Malgré une météo capricieuse en matinée, 1 400 personnes, selon les autorités, ont constitué le défilé, qui s’est élancé derrière une banderole « Besac antifa tant qu’il le faudra », accompagnée de nombreux symboles syndicaux, associatifs et revendicatifs, allant des habituels étendards antifas et pro-Palestine à ceux du « MRAP » ou de la « CNT-SO ». Seul le drapeau d’un parti, déployé malgré l’impartialité imposée à la veille du scrutin sera replié, sur demande de la police. Ce sera d’ailleurs l’unique intervention des forces de l’ordre, venues en comité restreint, mais aidées par la présence de la « Brigade Anti-Criminalité » en civil, dans une discrétion toute relative.
Bien que divers dans sa composition, c’est surtout la jeunesse qui s’est imposée dans le cortège, au lendemain d’un blocus lycéen, imprimant d’entrée de jeu un rythme de marche à la hauteur de la détermination ambiante. Les slogans s’enchaînent, du traditionnel « ACAB » jusqu’au « à bas l’État, les flics et les fachos », en passant par le désormais incontournable « siamo tutti antifascisti » exécuté par la foule entière sur le parvis de l’église Saint-Pierre. Une parole qui ne restera pas vaine puisque, repérée rôdant autour du rassemblement, l’unique référente locale du collectif identitaire « Nemesis », habituée des coups d’éclats, n’osera pas s’approcher davantage.

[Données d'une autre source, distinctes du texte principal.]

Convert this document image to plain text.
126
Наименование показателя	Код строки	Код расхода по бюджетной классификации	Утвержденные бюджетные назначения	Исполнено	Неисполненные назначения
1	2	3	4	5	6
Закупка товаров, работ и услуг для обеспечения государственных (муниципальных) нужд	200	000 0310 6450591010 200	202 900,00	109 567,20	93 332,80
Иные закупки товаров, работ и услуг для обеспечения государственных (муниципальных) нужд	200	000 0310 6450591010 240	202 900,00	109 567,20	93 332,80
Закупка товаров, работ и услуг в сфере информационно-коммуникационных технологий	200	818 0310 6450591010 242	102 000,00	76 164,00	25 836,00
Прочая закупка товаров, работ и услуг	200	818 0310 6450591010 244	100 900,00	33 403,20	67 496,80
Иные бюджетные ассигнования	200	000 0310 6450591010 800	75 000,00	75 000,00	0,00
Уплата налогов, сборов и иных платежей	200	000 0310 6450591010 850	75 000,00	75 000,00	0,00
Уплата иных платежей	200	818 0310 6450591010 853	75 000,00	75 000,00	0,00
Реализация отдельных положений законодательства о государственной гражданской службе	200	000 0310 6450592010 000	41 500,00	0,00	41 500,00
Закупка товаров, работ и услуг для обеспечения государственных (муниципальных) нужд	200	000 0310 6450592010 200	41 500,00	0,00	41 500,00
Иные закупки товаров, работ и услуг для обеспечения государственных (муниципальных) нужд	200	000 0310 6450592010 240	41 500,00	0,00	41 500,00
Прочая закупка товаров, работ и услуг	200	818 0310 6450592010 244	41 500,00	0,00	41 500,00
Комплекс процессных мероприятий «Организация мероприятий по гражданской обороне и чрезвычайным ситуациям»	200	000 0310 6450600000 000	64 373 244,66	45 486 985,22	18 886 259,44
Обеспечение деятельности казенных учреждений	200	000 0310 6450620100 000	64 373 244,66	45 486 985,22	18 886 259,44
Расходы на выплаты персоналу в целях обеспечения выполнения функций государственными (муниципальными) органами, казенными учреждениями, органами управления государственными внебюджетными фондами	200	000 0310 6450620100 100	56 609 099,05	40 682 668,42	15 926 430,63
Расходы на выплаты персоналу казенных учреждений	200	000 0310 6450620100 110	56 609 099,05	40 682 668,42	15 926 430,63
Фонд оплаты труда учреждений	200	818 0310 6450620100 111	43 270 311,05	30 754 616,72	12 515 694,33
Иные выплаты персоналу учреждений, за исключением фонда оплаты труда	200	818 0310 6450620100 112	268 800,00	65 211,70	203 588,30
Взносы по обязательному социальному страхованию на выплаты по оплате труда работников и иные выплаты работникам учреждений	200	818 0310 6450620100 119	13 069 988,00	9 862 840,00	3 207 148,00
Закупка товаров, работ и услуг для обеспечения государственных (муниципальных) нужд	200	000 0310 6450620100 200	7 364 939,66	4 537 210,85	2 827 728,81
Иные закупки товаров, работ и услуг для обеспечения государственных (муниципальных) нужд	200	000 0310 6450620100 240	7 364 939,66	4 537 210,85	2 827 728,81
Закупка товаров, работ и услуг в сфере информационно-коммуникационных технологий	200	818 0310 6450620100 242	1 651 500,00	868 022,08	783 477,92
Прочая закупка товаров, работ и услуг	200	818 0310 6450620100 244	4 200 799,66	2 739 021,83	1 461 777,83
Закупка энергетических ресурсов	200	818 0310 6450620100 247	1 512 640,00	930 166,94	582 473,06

Si le rendez-vous était officiellement dégagé de toute ambition électorale, la lutte était cependant nettement dirigée contre les candidatures les plus à droite, représentant des politiques jugées racistes, classistes et autoritaires, que les protestataires n’ont pas manqué d’égratigner « Moi je suis une personne racisée, ma présence aujourd’hui est donc toute naturelle », analyse un·e militant·e fraîchement installée dans la capitale comtoise. Une position partagée par l’ensemble des participant·e·s, dont beaucoup issu·e·s de minorités raciales, sexuelles ou de genre, qui n’ont pas l’intention de laisser les franges réactionnaires amputer leurs droits.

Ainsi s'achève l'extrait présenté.